Considérons un homme d’État dont les valeurs sont étrangères au monde de l’argent. Ne risque-t-il pas, s’il fait la promotion de ces valeurs, de désamorcer le moteur de l’économie ?

Il faut traiter l'une après l'autre deux questions différentes :

(1) est-il convenable, en regard des faits, de cultiver des valeurs étrangères au monde de l’argent et d’adopter l’orientation qui en résulte ?

(2) si la réponse à la première question est oui, quelle forme d’expression doit-on adopter pour communiquer cette orientation ?

1) L’argent est-il le moteur de l’économie ?

Les agents économiques sont-ils motivés principalement par l’argent ?

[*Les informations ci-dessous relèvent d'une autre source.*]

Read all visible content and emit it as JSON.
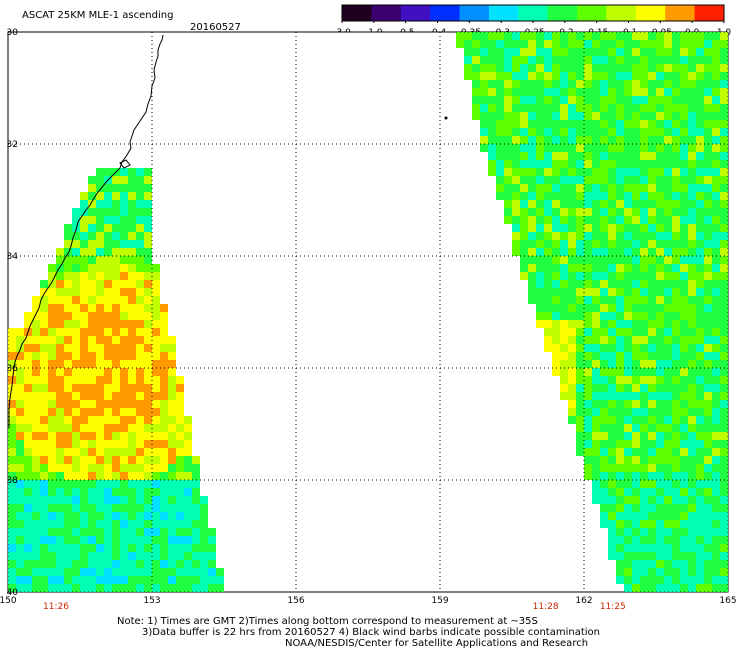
{
  "header": {
    "product": "ASCAT 25KM MLE-1 ascending",
    "date": "20160527"
  },
  "colorbar": {
    "tick_labels": [
      "-3.0",
      "-1.0",
      "-0.5",
      "-0.4",
      "-0.35",
      "-0.3",
      "-0.25",
      "-0.2",
      "-0.15",
      "-0.1",
      "-0.05",
      "0.0",
      "1.0"
    ],
    "colors": [
      "#200020",
      "#3a0070",
      "#4010c0",
      "#0030ff",
      "#0090ff",
      "#00e0ff",
      "#00ffb0",
      "#20ff40",
      "#60ff00",
      "#c0ff00",
      "#ffff00",
      "#ff9a00",
      "#ff2000"
    ]
  },
  "map": {
    "lat_labels": [
      "30",
      "32",
      "34",
      "36",
      "38",
      "40"
    ],
    "lon_labels": [
      "150",
      "153",
      "156",
      "159",
      "162",
      "165"
    ],
    "lat_values": [
      -30,
      -32,
      -34,
      -36,
      -38,
      -40
    ],
    "lon_values": [
      150,
      153,
      156,
      159,
      162,
      165
    ],
    "extent": {
      "lon_min": 150,
      "lon_max": 165,
      "lat_top": -30,
      "lat_bottom": -40
    },
    "grid": "dotted",
    "swath_times": [
      {
        "text": "11:26",
        "lon": 151
      },
      {
        "text": "11:28",
        "lon": 161.2
      },
      {
        "text": "11:25",
        "lon": 162.6
      }
    ],
    "swath_time_color": "#cc2200"
  },
  "notes": {
    "line1": "Note: 1) Times are GMT 2)Times along bottom correspond to measurement at ~35S",
    "line2": "3)Data buffer is 22 hrs from 20160527 4) Black wind barbs indicate possible contamination",
    "line3": "NOAA/NESDIS/Center for Satellite Applications and Research"
  }
}
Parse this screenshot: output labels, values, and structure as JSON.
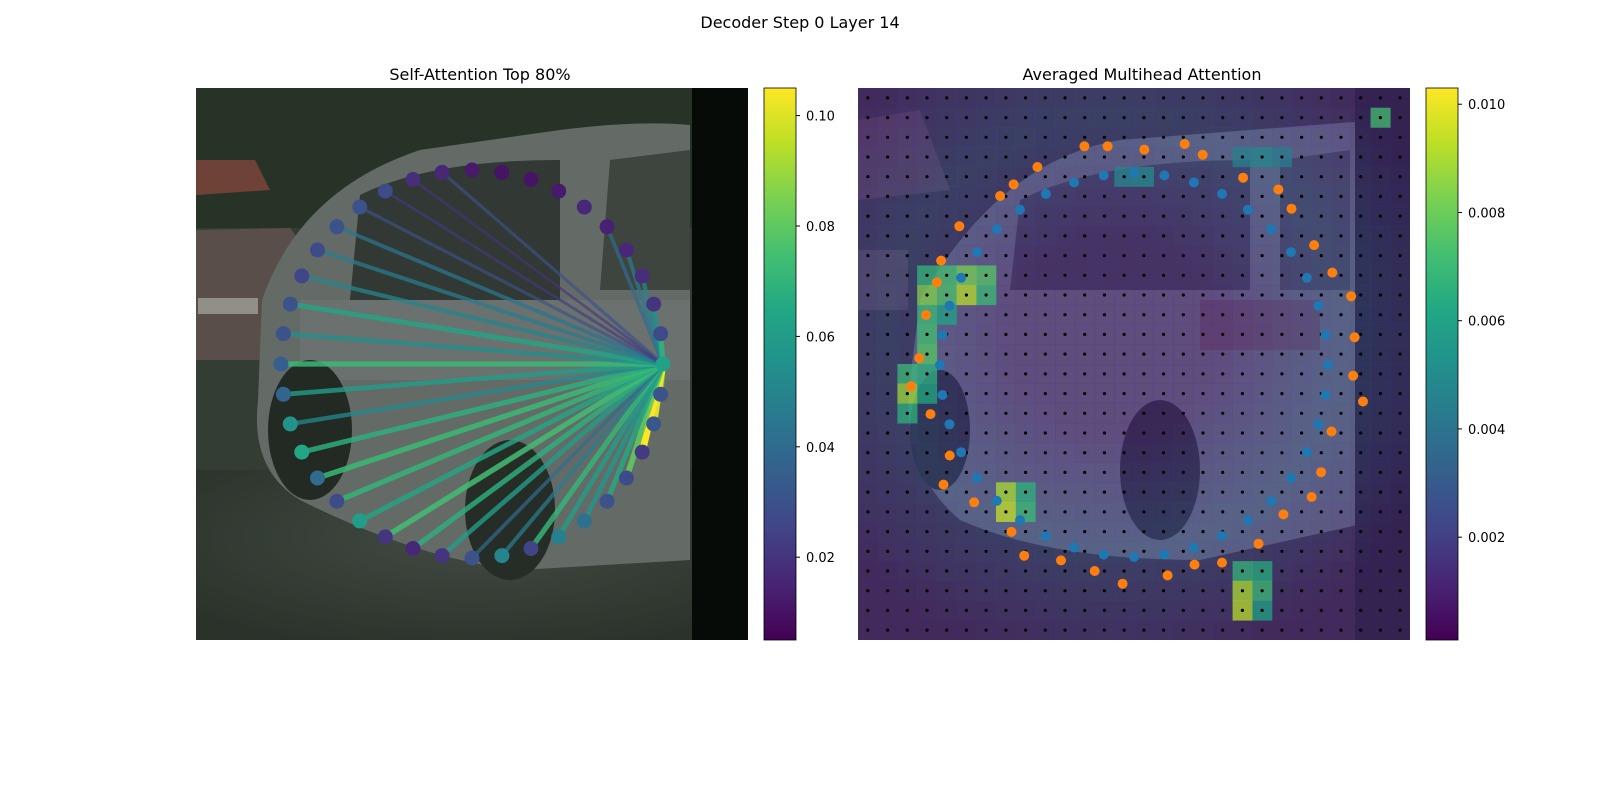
{
  "figure_title": "Decoder Step 0 Layer 14",
  "colors": {
    "colormap": "viridis",
    "query_color": "#1f77b4",
    "prediction_color": "#ff7f0e",
    "grid_dot_color": "#000000",
    "background": "#ffffff"
  },
  "chart_data": [
    {
      "type": "scatter",
      "title": "Self-Attention Top 80%",
      "description_kind": "query points on an ellipse over a camera image, lines from the source query to attended queries colored by attention weight",
      "colorbar": {
        "range": [
          0.005,
          0.105
        ],
        "ticks": [
          "0.02",
          "0.04",
          "0.06",
          "0.08",
          "0.10"
        ]
      },
      "source_query_index": 0,
      "query_weights": [
        0.062,
        0.03,
        0.032,
        0.022,
        0.028,
        0.03,
        0.042,
        0.048,
        0.025,
        0.05,
        0.03,
        0.02,
        0.016,
        0.02,
        0.06,
        0.028,
        0.04,
        0.064,
        0.056,
        0.037,
        0.035,
        0.03,
        0.03,
        0.026,
        0.028,
        0.03,
        0.03,
        0.028,
        0.018,
        0.016,
        0.012,
        0.01,
        0.01,
        0.012,
        0.016,
        0.014,
        0.016,
        0.018,
        0.02,
        0.028
      ],
      "attention_lines": [
        {
          "to": 1,
          "w": 0.078
        },
        {
          "to": 2,
          "w": 0.1
        },
        {
          "to": 3,
          "w": 0.105
        },
        {
          "to": 4,
          "w": 0.08
        },
        {
          "to": 5,
          "w": 0.066
        },
        {
          "to": 6,
          "w": 0.058
        },
        {
          "to": 7,
          "w": 0.06
        },
        {
          "to": 8,
          "w": 0.07
        },
        {
          "to": 9,
          "w": 0.046
        },
        {
          "to": 10,
          "w": 0.04
        },
        {
          "to": 11,
          "w": 0.06
        },
        {
          "to": 12,
          "w": 0.068
        },
        {
          "to": 13,
          "w": 0.074
        },
        {
          "to": 14,
          "w": 0.064
        },
        {
          "to": 15,
          "w": 0.07
        },
        {
          "to": 16,
          "w": 0.072
        },
        {
          "to": 17,
          "w": 0.068
        },
        {
          "to": 18,
          "w": 0.052
        },
        {
          "to": 19,
          "w": 0.06
        },
        {
          "to": 20,
          "w": 0.072
        },
        {
          "to": 21,
          "w": 0.054
        },
        {
          "to": 22,
          "w": 0.064
        },
        {
          "to": 23,
          "w": 0.05
        },
        {
          "to": 24,
          "w": 0.046
        },
        {
          "to": 25,
          "w": 0.044
        },
        {
          "to": 26,
          "w": 0.03
        },
        {
          "to": 27,
          "w": 0.022
        },
        {
          "to": 28,
          "w": 0.02
        },
        {
          "to": 29,
          "w": 0.03
        },
        {
          "to": 35,
          "w": 0.04
        },
        {
          "to": 36,
          "w": 0.046
        },
        {
          "to": 37,
          "w": 0.05
        },
        {
          "to": 38,
          "w": 0.054
        },
        {
          "to": 39,
          "w": 0.07
        }
      ]
    },
    {
      "type": "heatmap",
      "title": "Averaged Multihead Attention",
      "description_kind": "attention heatmap over a camera image with reference grid points, query points (blue) and predicted points (orange)",
      "colorbar": {
        "range": [
          0.0001,
          0.0103
        ],
        "ticks": [
          "0.002",
          "0.004",
          "0.006",
          "0.008",
          "0.010"
        ]
      },
      "grid": {
        "cols": 28,
        "rows": 28
      },
      "hot_cells": [
        {
          "c": 26,
          "r": 1,
          "v": 0.0072
        },
        {
          "c": 3,
          "r": 9,
          "v": 0.0068
        },
        {
          "c": 4,
          "r": 9,
          "v": 0.0072
        },
        {
          "c": 5,
          "r": 9,
          "v": 0.0082
        },
        {
          "c": 6,
          "r": 9,
          "v": 0.0076
        },
        {
          "c": 3,
          "r": 10,
          "v": 0.0084
        },
        {
          "c": 4,
          "r": 10,
          "v": 0.0074
        },
        {
          "c": 5,
          "r": 10,
          "v": 0.0092
        },
        {
          "c": 6,
          "r": 10,
          "v": 0.007
        },
        {
          "c": 3,
          "r": 11,
          "v": 0.007
        },
        {
          "c": 4,
          "r": 11,
          "v": 0.006
        },
        {
          "c": 3,
          "r": 12,
          "v": 0.0072
        },
        {
          "c": 3,
          "r": 13,
          "v": 0.0076
        },
        {
          "c": 2,
          "r": 14,
          "v": 0.007
        },
        {
          "c": 3,
          "r": 14,
          "v": 0.0066
        },
        {
          "c": 2,
          "r": 15,
          "v": 0.0088
        },
        {
          "c": 3,
          "r": 15,
          "v": 0.0062
        },
        {
          "c": 2,
          "r": 16,
          "v": 0.0066
        },
        {
          "c": 7,
          "r": 20,
          "v": 0.009
        },
        {
          "c": 8,
          "r": 20,
          "v": 0.0066
        },
        {
          "c": 7,
          "r": 21,
          "v": 0.0094
        },
        {
          "c": 8,
          "r": 21,
          "v": 0.007
        },
        {
          "c": 19,
          "r": 24,
          "v": 0.0068
        },
        {
          "c": 20,
          "r": 24,
          "v": 0.0064
        },
        {
          "c": 19,
          "r": 25,
          "v": 0.009
        },
        {
          "c": 20,
          "r": 25,
          "v": 0.007
        },
        {
          "c": 19,
          "r": 26,
          "v": 0.0092
        },
        {
          "c": 20,
          "r": 26,
          "v": 0.006
        },
        {
          "c": 13,
          "r": 4,
          "v": 0.0048
        },
        {
          "c": 14,
          "r": 4,
          "v": 0.005
        },
        {
          "c": 19,
          "r": 3,
          "v": 0.0046
        },
        {
          "c": 20,
          "r": 3,
          "v": 0.0048
        },
        {
          "c": 21,
          "r": 3,
          "v": 0.0044
        }
      ]
    }
  ]
}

Dans une société où le prestige dépend de la fortune personnelle ou du revenu, l’argent fournit une échelle commode, mesurable et objective pour comparer les personnes : ainsi dans la société américaine chacun pèse son poids en dollars.

Cette échelle commode réduit la diversité des situations humaines à une seule mesure. Mais le sage, le saint, le savant, l’homme tout simplement équilibré n’y ont pas de place, sinon tout en bas.

Pourtant ceux qui se prétendent réalistes ne veulent connaître que cette échelle. Le but de l’entreprise, disent-ils, est le profit ; le but de l’entrepreneur est d’accumuler une fortune ; le but du salarié est de trouver l’emploi le plus rémunérateur.

Les faits contredisent ces affirmations. Si le profit est pour l’entreprise un indicateur utile, la définition des produits, le choix des techniques et des fournisseurs, la formation des salariés, l’organisation du travail, l’arbitrage entre prix et qualité, la satisfaction des clients supposent des raisonnements et priorités qui ne se réduisent pas au profit.

La conversation avec des entrepreneurs permet de préciser les choses. Créer et développer une entreprise comporte trop de risques pour motiver l’action d’un agent rationnel dont le but unique serait de s’enrichir. Quand un entrepreneur explicite sa motivation, on comprend qu’il a voulu créer quelque chose (des produits, une organisation), qu’il a voulu « changer le monde » autant qu’il est possible de le faire à l’échelle individuelle. S’il souhaite faire du profit c’est pour investir et développer ses affaires, non pour mener une vie ostentatoire. Cette pulsion créatrice, semblable au désir d’enfant chez la femme nubile, a dans la personne des racines profondes, complexes, que la recherche de la richesse ne suffit pas à expliquer.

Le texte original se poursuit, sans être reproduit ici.